Marlon Jordan was born August 21, 1970, youngest of seven children of musician-educator Edward Jordan and Edvidge Jordan, a classical pianist. “I started out playing saxophone, violin and drums,” says Marlon, “but the trumpet was the instrument that stuck with me.” His father, Sir Edward Jordan (he is the recipient of a French chevalier of Arts and Culture), better known as “Kidd” Jordan, is New Orleans’ upholder of the avant garde jazz tradition, as well as a professor of music at Southern University in New Orleans. Marlon recalls his father literally taking him on the bandstand “even before I really knew how to play. He’d introduce me to all the musicians, and they’d call me up on the stand. They’d say, ‘Come on. That’s Kidd’s son. Let him play.'”
Marlon started music lessons when he was in the third grade, and in fourth grade settled on the trumpet because he liked the way it sounded and “it looked easy. It didn’t have too many keys on it like the saxophone did. – Little did I know what I was getting into.”
As Marlon continued his musical studies he had the day to day inspiration of Wynton Marsalis, Terence Blanchard, and many others to draw on. The young musicians often hung out at the Jordan household where they would practice music with Kent Jordan and take lessons from Edward Jordan.
By the time Marlon graduated elementary school, he was determined to attend the (by then) well established route of matriculation through NOCCA (New Orleans Center for the Creative Arts), private lessons, constant performance in the streets and nightclubs of New Orleans, solo classical performances with the New Orleans Symphony Orchestra, and summer camp sessions.
Marlon has consistently performed classical music and jazz.
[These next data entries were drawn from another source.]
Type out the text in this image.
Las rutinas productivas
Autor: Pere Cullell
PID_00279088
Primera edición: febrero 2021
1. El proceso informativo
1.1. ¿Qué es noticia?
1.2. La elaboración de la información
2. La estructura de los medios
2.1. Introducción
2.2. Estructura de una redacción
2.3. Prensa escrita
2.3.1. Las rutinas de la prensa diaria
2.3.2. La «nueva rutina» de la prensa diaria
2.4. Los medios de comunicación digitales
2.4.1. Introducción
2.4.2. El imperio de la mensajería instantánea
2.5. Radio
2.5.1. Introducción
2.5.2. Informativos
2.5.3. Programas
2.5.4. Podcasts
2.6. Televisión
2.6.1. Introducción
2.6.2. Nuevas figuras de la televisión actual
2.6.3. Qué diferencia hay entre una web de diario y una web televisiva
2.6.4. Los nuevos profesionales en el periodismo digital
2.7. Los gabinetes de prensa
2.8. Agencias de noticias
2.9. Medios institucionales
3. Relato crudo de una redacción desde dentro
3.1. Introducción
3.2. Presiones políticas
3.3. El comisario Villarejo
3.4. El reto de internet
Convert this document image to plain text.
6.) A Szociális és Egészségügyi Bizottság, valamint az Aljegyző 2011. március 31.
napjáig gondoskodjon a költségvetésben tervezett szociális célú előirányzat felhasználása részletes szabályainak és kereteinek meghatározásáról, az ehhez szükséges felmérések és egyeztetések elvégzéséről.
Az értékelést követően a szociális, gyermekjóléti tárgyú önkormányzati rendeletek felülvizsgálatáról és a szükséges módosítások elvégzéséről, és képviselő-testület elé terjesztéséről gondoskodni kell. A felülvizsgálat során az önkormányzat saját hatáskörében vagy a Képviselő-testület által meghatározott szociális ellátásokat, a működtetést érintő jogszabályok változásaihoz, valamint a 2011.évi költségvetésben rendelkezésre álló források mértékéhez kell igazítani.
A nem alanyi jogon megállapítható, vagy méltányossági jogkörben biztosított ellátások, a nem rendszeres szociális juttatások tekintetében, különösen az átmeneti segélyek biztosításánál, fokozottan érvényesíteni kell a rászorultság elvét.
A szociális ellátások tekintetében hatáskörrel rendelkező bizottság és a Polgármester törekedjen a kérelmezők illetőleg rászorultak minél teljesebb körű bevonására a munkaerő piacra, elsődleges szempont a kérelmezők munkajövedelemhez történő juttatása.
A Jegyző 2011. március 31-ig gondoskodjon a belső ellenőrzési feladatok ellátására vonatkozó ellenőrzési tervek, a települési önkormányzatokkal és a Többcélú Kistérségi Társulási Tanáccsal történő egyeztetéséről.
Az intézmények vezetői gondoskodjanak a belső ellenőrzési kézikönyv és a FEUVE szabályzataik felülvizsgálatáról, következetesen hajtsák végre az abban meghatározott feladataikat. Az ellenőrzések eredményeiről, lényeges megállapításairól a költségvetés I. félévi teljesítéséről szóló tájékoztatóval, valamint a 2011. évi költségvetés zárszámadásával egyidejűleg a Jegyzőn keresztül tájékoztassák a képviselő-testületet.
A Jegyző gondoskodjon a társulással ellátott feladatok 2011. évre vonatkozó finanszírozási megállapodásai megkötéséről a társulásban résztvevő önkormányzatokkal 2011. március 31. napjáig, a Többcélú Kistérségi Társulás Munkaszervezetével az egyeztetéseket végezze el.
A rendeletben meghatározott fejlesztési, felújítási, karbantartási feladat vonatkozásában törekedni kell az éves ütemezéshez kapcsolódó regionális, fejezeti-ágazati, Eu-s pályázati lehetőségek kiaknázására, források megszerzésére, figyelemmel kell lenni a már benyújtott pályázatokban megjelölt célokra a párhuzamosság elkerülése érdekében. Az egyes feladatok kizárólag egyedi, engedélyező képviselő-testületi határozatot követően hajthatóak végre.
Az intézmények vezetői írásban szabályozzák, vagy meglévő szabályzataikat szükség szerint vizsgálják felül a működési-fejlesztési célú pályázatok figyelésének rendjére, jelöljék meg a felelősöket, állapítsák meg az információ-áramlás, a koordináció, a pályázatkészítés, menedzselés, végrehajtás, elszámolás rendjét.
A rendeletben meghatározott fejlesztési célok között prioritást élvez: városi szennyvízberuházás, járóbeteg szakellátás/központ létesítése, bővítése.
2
Beginning in ninth grade, when he won an audition to become the featured soloist with the New Orleans Symphony on through two successive years (1986-87), Marlon has successfully met the challenge of technical mastery demanded by classical music even though he was still a young teenager.
In 1990 his debut album as a leader “For You Only” was released by Columbia Records and was the source of unanimous praise from the press, even been named “one of the best debut albums of the year” by the Washington Post.
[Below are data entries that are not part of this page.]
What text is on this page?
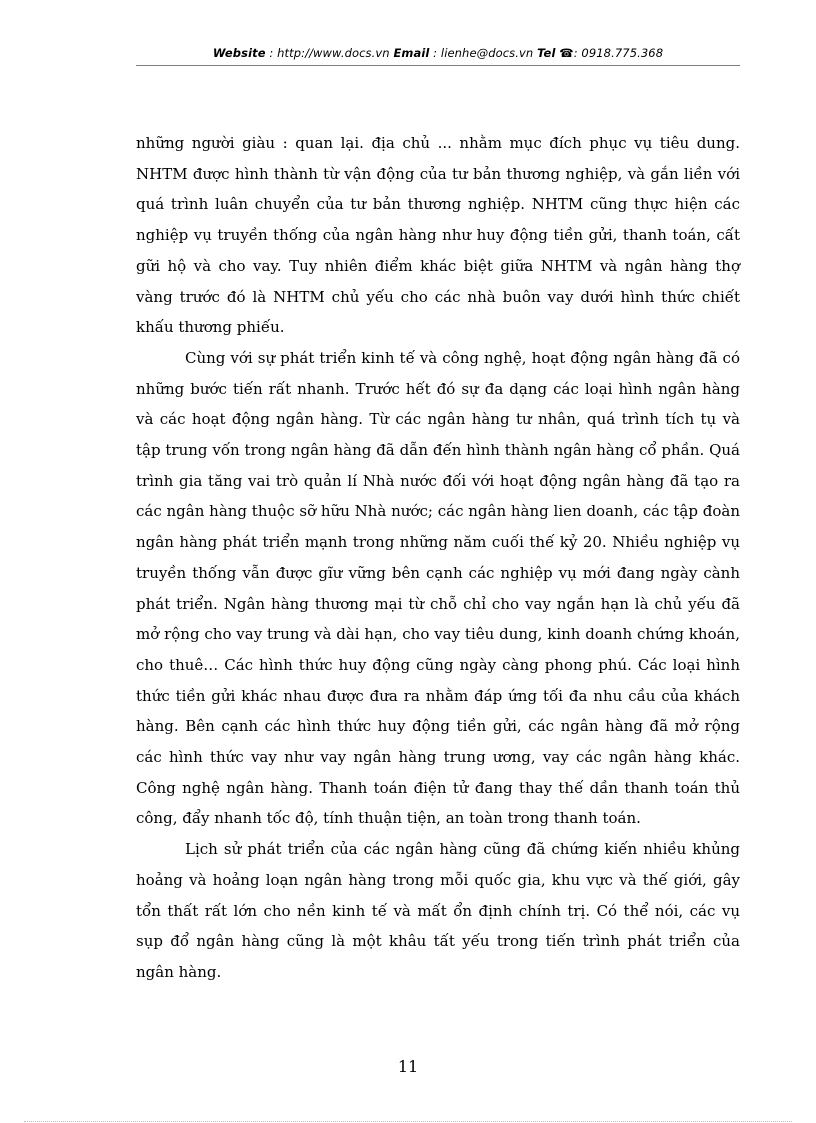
Website : http://www.docs.vn Email : lienhe@docs.vn Tel ☎: 0918.775.368

những người giàu : quan lại. địa chủ ... nhằm mục đích phục vụ tiêu dung. NHTM được hình thành từ vận động của tư bản thương nghiệp, và gắn liền với quá trình luân chuyển của tư bản thương nghiệp. NHTM cũng thực hiện các nghiệp vụ truyền thống của ngân hàng như huy động tiền gửi, thanh toán, cất gữi hộ và cho vay. Tuy nhiên điểm khác biệt giữa NHTM và ngân hàng thợ vàng trước đó là NHTM chủ yếu cho các nhà buôn vay dưới hình thức chiết khấu thương phiếu.

Cùng với sự phát triển kinh tế và công nghệ, hoạt động ngân hàng đã có những bước tiến rất nhanh. Trước hết đó sự đa dạng các loại hình ngân hàng và các hoạt động ngân hàng. Từ các ngân hàng tư nhân, quá trình tích tụ và tập trung vốn trong ngân hàng đã dẫn đến hình thành ngân hàng cổ phần. Quá trình gia tăng vai trò quản lí Nhà nước đối với hoạt động ngân hàng đã tạo ra các ngân hàng thuộc sỡ hữu Nhà nước; các ngân hàng lien doanh, các tập đoàn ngân hàng phát triển mạnh trong những năm cuối thế kỷ 20. Nhiều nghiệp vụ truyền thống vẫn được gĩư vững bên cạnh các nghiệp vụ mới đang ngày cành phát triển. Ngân hàng thương mại từ chỗ chỉ cho vay ngắn hạn là chủ yếu đã mở rộng cho vay trung và dài hạn, cho vay tiêu dung, kinh doanh chứng khoán, cho thuê… Các hình thức huy động cũng ngày càng phong phú. Các loại hình thức tiền gửi khác nhau được đưa ra nhằm đáp ứng tối đa nhu cầu của khách hàng. Bên cạnh các hình thức huy động tiền gửi, các ngân hàng đã mở rộng các hình thức vay như vay ngân hàng trung ương, vay các ngân hàng khác. Công nghệ ngân hàng. Thanh toán điện tử đang thay thế dần thanh toán thủ công, đẩy nhanh tốc độ, tính thuận tiện, an toàn trong thanh toán.

Lịch sử phát triển của các ngân hàng cũng đã chứng kiến nhiều khủng hoảng và hoảng loạn ngân hàng trong mỗi quốc gia, khu vực và thế giới, gây tổn thất rất lớn cho nền kinh tế và mất ổn định chính trị. Có thể nói, các vụ sụp đổ ngân hàng cũng là một khâu tất yếu trong tiến trình phát triển của ngân hàng.

11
Following the debut album’s release, Marlon took his quintet on the road. They joined Wynton Marsalis, Miles Davis and George Benson as a headlining act in a series of JVC Festival dates (produced by George Wein) in Atlanta, Dallas and other cities. They also played in some of the country’s top jazz clus, including the Blue Note and the Ritz, as well as in concerts ranging from New York’s Avery Fisher Hall to Binghamton University.
Marlon understood that his continued growth as a musician depended on his ability to stake out his own musical ground, and not just to play standards. Following up on his own ideas, he wrote five of the tunes on his second Columbia release “Learson’s Return” (April 1991).
Following a series of quintet dates immediately following the album’s release in the spring ’91 (highlighted by a run at the Village Vanguard), Marlon joined up with “Jazz Futures” – George Wein’s brilliantly-conceived ‘supergroup’ of “Young Lions” – virtually playing every major jazz festival and outdoor ‘shed’ on the circuit.